Plusieurs très bons chevaux ont quitté votre piquet de chevaux en 2022, notamment Faut-Il des 7 Vallons (Comme Il Faut 5 x Double Espoir), Iron Man van de Padenborre ou bien Cocktail de Talma. Bien que ces départs n’aient pas été des surprises, comment les avez-vous encaissés ?

Je n’ai pas dû les encaisser. Cela fait partie de mon fonctionnement. Chaque année, nous vendons plusieurs chevaux. Souvent, il s’agit de chevaux qui sont au second plan, moins sur le devant de la scène. Cette année, il est vrai que plusieurs montures de mon piquet de tête ont été vendues. Mais tout cela était prévu. Le cas de Faut-Il est un peu différent. J’avais subi une grosse chute avec lui il y a deux ans et je n’étais plus en totale confiance. En accord avec son propriétaire (Bernard Dandrifosse, ndlr), qui est un ami, nous avons décidé d’arrêter l’aventure. La vente de Cocktail était aussi prévue. Pour être honnête, je pensais que nous allions au moins attendre l’année prochaine. Je trouvais qu’il n’était pas encore arrivé à maturité pour être commercialisé, mais nous avons saisi l’opportunité qui se présentait à nous. Pour Iron Man, l’idée était aussi présente, notamment parce qu’il prenait un peu d’âge. Toutefois, je n’étais pas contre le garder jusqu’à la fin de sa carrière. Ses éleveurs et moi étions copropriétaires. Eux étaient plus ouverts à une vente, et, sur le même principe que Cocktail, nous avons saisi le train en marche. Son départ m’a un peu plus embêté, pas tant sur le plan sportif que par rapport au fait qu’il était dans mes écuries depuis huit ans. J’aurais aimé le conserver à mes côtés, mais c’était un choix décidé. Sur le volet économique, nous n’avons pas le choix. Sinon, nous les garderions tous ! Il y en a déjà cent-cinquante chez nous, alors on en aurait encore beaucoup plus ! (rires) Ces chevaux étaient en effet un peu plus importants, mais il n’y a pas de différence majeure par rapport aux autres années.

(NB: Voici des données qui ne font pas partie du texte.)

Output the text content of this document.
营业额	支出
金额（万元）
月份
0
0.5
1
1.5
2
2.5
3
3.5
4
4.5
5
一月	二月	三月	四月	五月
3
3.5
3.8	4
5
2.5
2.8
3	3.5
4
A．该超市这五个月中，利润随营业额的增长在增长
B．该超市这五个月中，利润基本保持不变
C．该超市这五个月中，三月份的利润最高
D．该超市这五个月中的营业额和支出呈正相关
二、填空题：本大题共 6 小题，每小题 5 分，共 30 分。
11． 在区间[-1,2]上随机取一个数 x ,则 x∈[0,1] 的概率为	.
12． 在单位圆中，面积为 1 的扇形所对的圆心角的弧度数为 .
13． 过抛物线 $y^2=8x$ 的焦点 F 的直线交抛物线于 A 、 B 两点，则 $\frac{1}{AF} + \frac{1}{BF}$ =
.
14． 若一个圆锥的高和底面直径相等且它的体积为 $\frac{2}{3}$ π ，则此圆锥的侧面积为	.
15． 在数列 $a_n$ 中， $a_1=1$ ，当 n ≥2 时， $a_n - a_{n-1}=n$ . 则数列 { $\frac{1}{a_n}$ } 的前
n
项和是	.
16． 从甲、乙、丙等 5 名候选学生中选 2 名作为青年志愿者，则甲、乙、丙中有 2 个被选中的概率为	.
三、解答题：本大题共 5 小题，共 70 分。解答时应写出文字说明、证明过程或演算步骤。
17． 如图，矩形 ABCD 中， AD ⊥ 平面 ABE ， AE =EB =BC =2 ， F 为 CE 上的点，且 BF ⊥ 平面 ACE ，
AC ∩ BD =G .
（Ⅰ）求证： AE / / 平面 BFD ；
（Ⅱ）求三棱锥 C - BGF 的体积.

Iron Man van de Padenborre, ici à Dinard, quelques mois avant d'être vendu. © Mélina Massias

Fort heureusement, ces départs ont été compensés par plusieurs arrivées, notamment celles de Fahrenheit de Vains (Cornet Obolensky, ex Windows vh Costersveld x Qrédo de Paulstra), Beau Gosse du Park (Quaprice Bois Margot, ex Quincy x Kannan), ou, plus récemment, Bond Jamesbond de Hay (Diamant de Semilly x Kannan). Quels sont vos plans avec eux pour l’avenir ?

Oui. Ce sont des chevaux qui sont arrivés il y a déjà quelques temps et avec lesquels j’ai fait une partie de saison l’an dernier. Fahrenheit est arrivé en milieu d’année. Balouton (PS, Baloubet du Rouet x Toulon, ndlr) m’a également rejoint en milieu d’année de sept ans. Ce sont des chevaux que nous avons achetés ou qui m’ont été confiés dans l’objectif de construire l’avenir. Ces deux-là ne seront pas prêts cette année puisqu’ils n’auront que huit ans. Balouton, par exemple, a déjà disputé la finale des championnats du monde de Lanaken. Forcément, c’est un cheval très prometteur. Mais ce sont des projets d’avenir. Il y en a chaque année. Nous avançons, essayons de trouver la relève. Si on ne forme pas la nouvelle génération maintenant pour dans deux ou quatre ans, on se retrouve vite démuni. Beau Gosse était déjà là également. Il était déjà venu chez moi il y a deux ans, mais était reparti car il n’était pas prêt. Rapidement après son retour, l'été dernier, je l’ai emmené à Aix-la-Chapelle, etc. Malheureusement, il a été embêté par une hernie inguinalequi l’a éloigné des terrains. Il va recommencer à sauter à la maison et sera bientôt prêt. Ce sont des chevaux qui s'inscrivent dans la continuité de mon fonctionnement. L’idée est toujours de trouver de nouveaux chevaux, en fonction de ce que l’on peut dénicher ou de ce que l’on me propose. Concernant Bond, il n’y a encore rien d’officiel. À ma connaissance, le cheval n’est pas dans mes boxes (entretien réalisé le mercredi 18 janvier ; depuis, l’arrivée de puissant bai chez le Belge a été confirmée et tous deux ont déjà commencé à prendre leurs marques, ndlr). 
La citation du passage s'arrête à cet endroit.